Allo-Recognition of Equine Bone Marrow-Derived Mesenchymal Stem Cells is Dependent on Major Histocompatibility Complex Haplotype
Presented by: Aileen Rowland
Authors: Aileen L. Rowland(1), Donald Miller (2), Doug F. Antczak(2), Gwen J. Levine (3), Ashlee E. Watts(1)
Affiliations: (1) Department of Large Animal Clinical Sciences, Texas A&M University, College Station, TX, USA (2) Baker Institute for Animal Health, Cornell University, Ithaca, NY, USA (3) Department of Veterinary Pathobiology, Texas A&M University, College Station, TX, USA
Introduction: Long considered non-immunogenic and immuno-modulatory, allo-MSCs are used and often preferred for their reduced cost, off-the-shelf availability, better characterized cell quality, and ease of FDA approval of cell lines as compared to autologous preparations and there are numerous veterinary reports on allogeneic MSC use. Subsequently, there are numerous veterinary reports on clinical use of allogeneic MSCs. However, we have previously shown allo-recognition causes an increased adverse response to repeated allogeneic MSC administration in the horse.
Hypothesis / Objectives: Our current objective was to determine if allo-recognition is due to MHC mismatch. We hypothesized that injection of allogeneic MHC haplotype mis-matched MSCs would result in immune recognition with MSC destruction, donor specific antibody production and adverse clinical reaction compared to MHC haplotype matched MSCs and autologous MSCs.
Materials and Methods: We performed repeated intra-articular injections (day 0 and day 29) with MHC matched allogeneic MSCs (n=12), MHC mismatched allogeneic MSCs (n=12) and autologous MSCs (n = 6). On days 0 and 29, the left metacarpophalangeal joint was injected with 10 million MSCs, and the contralateral joint injected with autologous serum as a control. We then assessed the clinical response via lameness and limb edema on day 1, 7, 30 and 36. Blood was drawn weekly for 112 days and assessed for antibody development. On day 30, 8 drops of synovial fluid was collected for colony-forming-unit (CFU) analysis.

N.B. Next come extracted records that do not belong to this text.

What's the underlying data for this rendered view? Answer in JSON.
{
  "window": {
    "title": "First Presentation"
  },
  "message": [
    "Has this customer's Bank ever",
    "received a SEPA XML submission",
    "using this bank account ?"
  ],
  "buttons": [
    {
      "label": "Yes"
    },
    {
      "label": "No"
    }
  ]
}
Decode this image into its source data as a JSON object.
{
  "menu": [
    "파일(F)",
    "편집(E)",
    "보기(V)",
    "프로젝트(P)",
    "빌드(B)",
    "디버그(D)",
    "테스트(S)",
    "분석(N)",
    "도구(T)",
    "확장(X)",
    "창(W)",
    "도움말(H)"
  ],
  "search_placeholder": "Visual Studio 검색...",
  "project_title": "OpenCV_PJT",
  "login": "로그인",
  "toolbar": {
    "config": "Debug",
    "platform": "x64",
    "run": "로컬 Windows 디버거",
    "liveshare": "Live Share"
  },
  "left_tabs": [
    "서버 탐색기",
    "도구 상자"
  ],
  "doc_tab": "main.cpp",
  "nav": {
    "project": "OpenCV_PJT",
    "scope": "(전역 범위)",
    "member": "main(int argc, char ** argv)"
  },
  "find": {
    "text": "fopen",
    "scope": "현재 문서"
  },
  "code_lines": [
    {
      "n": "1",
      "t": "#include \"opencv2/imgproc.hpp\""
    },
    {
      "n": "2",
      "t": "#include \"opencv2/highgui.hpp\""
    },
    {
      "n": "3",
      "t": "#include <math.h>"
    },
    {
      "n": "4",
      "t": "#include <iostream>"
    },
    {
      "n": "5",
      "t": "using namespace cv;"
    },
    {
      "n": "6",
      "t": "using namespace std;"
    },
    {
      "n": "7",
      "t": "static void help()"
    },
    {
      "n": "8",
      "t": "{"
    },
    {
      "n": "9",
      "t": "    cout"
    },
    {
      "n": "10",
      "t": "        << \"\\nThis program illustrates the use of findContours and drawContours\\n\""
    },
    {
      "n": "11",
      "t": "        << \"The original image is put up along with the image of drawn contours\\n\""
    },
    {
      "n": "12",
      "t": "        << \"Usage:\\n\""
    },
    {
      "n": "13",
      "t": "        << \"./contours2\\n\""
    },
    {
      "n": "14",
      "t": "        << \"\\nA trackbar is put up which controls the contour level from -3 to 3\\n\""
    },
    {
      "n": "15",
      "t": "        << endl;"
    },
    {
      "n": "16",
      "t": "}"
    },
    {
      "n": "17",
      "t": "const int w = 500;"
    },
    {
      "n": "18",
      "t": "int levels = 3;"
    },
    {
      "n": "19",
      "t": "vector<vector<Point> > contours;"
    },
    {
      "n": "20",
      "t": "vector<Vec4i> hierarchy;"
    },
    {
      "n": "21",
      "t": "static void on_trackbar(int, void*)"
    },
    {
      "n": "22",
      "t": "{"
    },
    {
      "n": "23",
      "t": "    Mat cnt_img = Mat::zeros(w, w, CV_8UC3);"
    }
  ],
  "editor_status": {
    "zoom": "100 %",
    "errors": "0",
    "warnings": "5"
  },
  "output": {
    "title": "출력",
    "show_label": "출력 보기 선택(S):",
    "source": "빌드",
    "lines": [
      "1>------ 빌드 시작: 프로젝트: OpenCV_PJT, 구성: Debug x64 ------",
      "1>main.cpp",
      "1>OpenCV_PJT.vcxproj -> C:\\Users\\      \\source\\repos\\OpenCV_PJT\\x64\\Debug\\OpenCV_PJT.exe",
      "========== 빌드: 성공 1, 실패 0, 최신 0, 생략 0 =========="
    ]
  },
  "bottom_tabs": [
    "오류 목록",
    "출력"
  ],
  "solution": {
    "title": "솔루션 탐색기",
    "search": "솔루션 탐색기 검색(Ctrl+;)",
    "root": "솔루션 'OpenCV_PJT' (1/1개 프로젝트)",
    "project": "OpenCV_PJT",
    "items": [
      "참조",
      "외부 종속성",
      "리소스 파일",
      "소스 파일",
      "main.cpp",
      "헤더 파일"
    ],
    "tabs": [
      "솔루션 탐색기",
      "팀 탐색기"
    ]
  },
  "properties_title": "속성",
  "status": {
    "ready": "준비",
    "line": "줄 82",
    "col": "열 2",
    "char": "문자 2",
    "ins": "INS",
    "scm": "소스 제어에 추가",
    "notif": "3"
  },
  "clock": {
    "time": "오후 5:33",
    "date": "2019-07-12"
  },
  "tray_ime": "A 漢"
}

Results: There was no significant difference in lameness between groups at any time point. There was significantly more limb edema in the mismatched group on day 30 (p=<0.0001) compared to the matched or autologous groups. There was greater antibody development in the mismatched group compared to the matched group with significantly higher cell death in the mismatched group from day 28 to 63 (Figure 1). On day 30, colonies were present in all samples collected from the matched and auto group (5/5 and 6/6), and no colonies were present in the mismatched group (0/3).
Conclusions: We found mildly worsened inflammation (edema, but not lameness), development of donor specific antibody and reduced synovial MSC concentration in horses injected with MHC mismatched MSCs as compared to MHC matched and autologous MSCs. This provides evidence for immune recognition and destruction of allogeneic MSCs. Although MSCs are not always able to overcome the non-crossmatched allogeneic immune response, the minimal local reaction may be due to the immunomodulatory properties of MSCs minimizing clinical adverse response. Until a universal donor or a method to minimize MHCI expression are identified, allogeneic MHC mismatched MSCs are not a suitable alternative to autologous use.
Acknowledgements, Funding, and Conflicts of Interest: Funding provided by Link Endowment for Equine Research at Texas A&M University, the Dennis and Linda Clark Endowment for Equine Orthopedic Research from the Department of Large Animal Sciences at Texas A&M University, and the Formula Animal Health Fund. There are no conflicts of interest.